Researchers from Stanford University, the Mayo Clinic and the University of Michigan analyzed all 1,217 requests for stem cell lines that were made to the National Stem Cell Bank between 1999 and 2008. What they found was "far less diversity of materials than most believe," they wrote.
Though the Bush administration said the bank maintained 21 cell lines eligible for funding from the National Institutes of Health, three of those lines have never been available to researchers, and a fourth line just became usable this year, the researchers said.
Of the remaining 17 cell lines, more than three-quarters of all requests from scientists involved just two. The H1 line accounted for 39% of the orders, and the H9 line made up an additional 38%, according to records from the stem cell bank. The only other line that has been requested more than 100 times is H7. Nine of the lines haven't even made it into the double digits.
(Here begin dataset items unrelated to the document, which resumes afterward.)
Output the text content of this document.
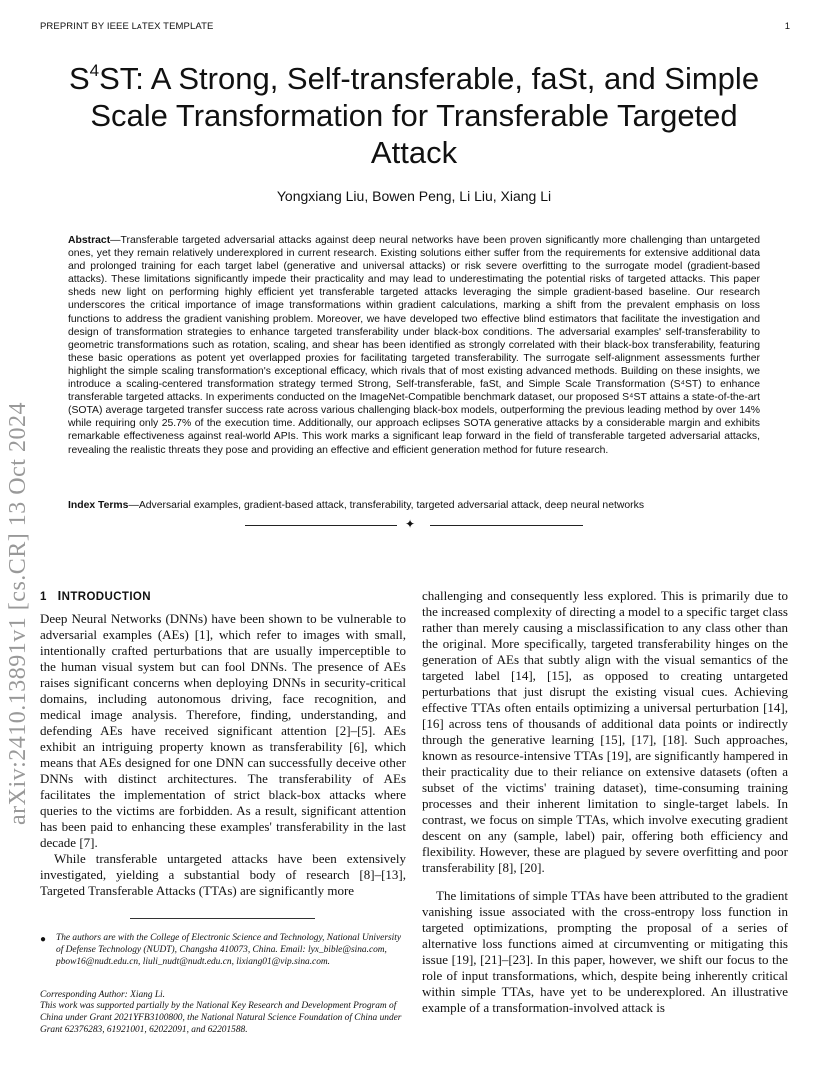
PREPRINT BY IEEE LᴀTEX TEMPLATE	1
$S^4ST$: A Strong, Self-transferable, faSt, and Simple
Scale Transformation for Transferable Targeted
Attack
Yongxiang Liu, Bowen Peng, Li Liu, Xiang Li
Abstract—Transferable targeted adversarial attacks against deep neural networks have been proven significantly more challenging than untargeted ones, yet they remain relatively underexplored in current research. Existing solutions either suffer from the requirements for extensive additional data and prolonged training for each target label (generative and universal attacks) or risk severe overfitting to the surrogate model (gradient-based attacks). These limitations significantly impede their practicality and may lead to underestimating the potential risks of targeted attacks. This paper sheds new light on performing highly efficient yet transferable targeted attacks leveraging the simple gradient-based baseline. Our research underscores the critical importance of image transformations within gradient calculations, marking a shift from the prevalent emphasis on loss functions to address the gradient vanishing problem. Moreover, we have developed two effective blind estimators that facilitate the investigation and design of transformation strategies to enhance targeted transferability under black-box conditions. The adversarial examples' self-transferability to geometric transformations such as rotation, scaling, and shear has been identified as strongly correlated with their black-box transferability, featuring these basic operations as potent yet overlapped proxies for facilitating targeted transferability. The surrogate self-alignment assessments further highlight the simple scaling transformation's exceptional efficacy, which rivals that of most existing advanced methods. Building on these insights, we introduce a scaling-centered transformation strategy termed Strong, Self-transferable, faSt, and Simple Scale Transformation (S⁴ST) to enhance transferable targeted attacks. In experiments conducted on the ImageNet-Compatible benchmark dataset, our proposed S⁴ST attains a state-of-the-art (SOTA) average targeted transfer success rate across various challenging black-box models, outperforming the previous leading method by over 14% while requiring only 25.7% of the execution time. Additionally, our approach eclipses SOTA generative attacks by a considerable margin and exhibits remarkable effectiveness against real-world APIs. This work marks a significant leap forward in the field of transferable targeted adversarial attacks, revealing the realistic threats they pose and providing an effective and efficient generation method for future research.
Index Terms—Adversarial examples, gradient-based attack, transferability, targeted adversarial attack, deep neural networks
✦
arXiv:2410.13891v1 [cs.CR] 13 Oct 2024 1 INTRODUCTION

Deep Neural Networks (DNNs) have been shown to be vulnerable to adversarial examples (AEs) [1], which refer to images with small, intentionally crafted perturbations that are usually imperceptible to the human visual system but can fool DNNs. The presence of AEs raises significant concerns when deploying DNNs in security-critical domains, including autonomous driving, face recognition, and medical image analysis. Therefore, finding, understanding, and defending AEs have received significant attention [2]–[5]. AEs exhibit an intriguing property known as transferability [6], which means that AEs designed for one DNN can successfully deceive other DNNs with distinct architectures. The transferability of AEs facilitates the implementation of strict black-box attacks where queries to the victims are forbidden. As a result, significant attention has been paid to enhancing these examples' transferability in the last decade [7].

While transferable untargeted attacks have been extensively investigated, yielding a substantial body of research [8]–[13], Targeted Transferable Attacks (TTAs) are significantly more

● The authors are with the College of Electronic Science and Technology, National University of Defense Technology (NUDT), Changsha 410073, China. Email: lyx_bible@sina.com, pbow16@nudt.edu.cn, liuli_nudt@nudt.edu.cn, lixiang01@vip.sina.com.
Corresponding Author: Xiang Li.
This work was supported partially by the National Key Research and Development Program of China under Grant 2021YFB3100800, the National Natural Science Foundation of China under Grant 62376283, 61921001, 62022091, and 62201588.

challenging and consequently less explored. This is primarily due to the increased complexity of directing a model to a specific target class rather than merely causing a misclassification to any class other than the original. More specifically, targeted transferability hinges on the generation of AEs that subtly align with the visual semantics of the targeted label [14], [15], as opposed to creating untargeted perturbations that just disrupt the existing visual cues. Achieving effective TTAs often entails optimizing a universal perturbation [14], [16] across tens of thousands of additional data points or indirectly through the generative learning [15], [17], [18]. Such approaches, known as resource-intensive TTAs [19], are significantly hampered in their practicality due to their reliance on extensive datasets (often a subset of the victims' training dataset), time-consuming training processes and their inherent limitation to single-target labels. In contrast, we focus on simple TTAs, which involve executing gradient descent on any (sample, label) pair, offering both efficiency and flexibility. However, these are plagued by severe overfitting and poor transferability [8], [20].

The limitations of simple TTAs have been attributed to the gradient vanishing issue associated with the cross-entropy loss function in targeted optimizations, prompting the proposal of a series of alternative loss functions aimed at circumventing or mitigating this issue [19], [21]–[23]. In this paper, however, we shift our focus to the role of input transformations, which, despite being inherently critical within simple TTAs, have yet to be underexplored. An illustrative example of a transformation-involved attack is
It's not clear if only those three lines were easy to work with, or if they were favored for other reasons.
The researchers also examined requests for human embryonic stem cell lines developed and maintained by the Harvard Stem Cell Institute. Harvard offers 28 cell lines, though the researchers focused on the 17 that have been available since 2004. (The others were too new to have been requested very often, they reasoned.) None of the Harvard lines could be used in NIH-funded experiments until the Obama administration's more expansive funding policy took effect last month.
There was considerably more diversity in Harvard's 946 shipments, according to the study. The two most popular cell lines accounted for only 25% of requests.
The researchers also scanned 534 stem cell studies published in peer-reviewed journals between 1999 and 2008. The H9 cell line appeared in 83% of studies, while the H1 line was in 61% and H7 was in 24%. Less than 36% of the publications included any of the other NIH lines.
The Harvard lines showed up in fewer than 3% of the studies, according to the analysis.
The researchers speculated that scientists using federal funds might have been more conservative about their experiments and thus tended to cluster around the most popular NIH-approved lines. The pattern might also reflect a "first-mover advantage," because laboratories seeking to replicate previous experiments would strive to use the same materials.
"The lasting legacy of Bush-era policies," the researchers concluded, is a human embryonic stem cell field "that relies very heavily on a small number of well-used but less than ideal cell lines."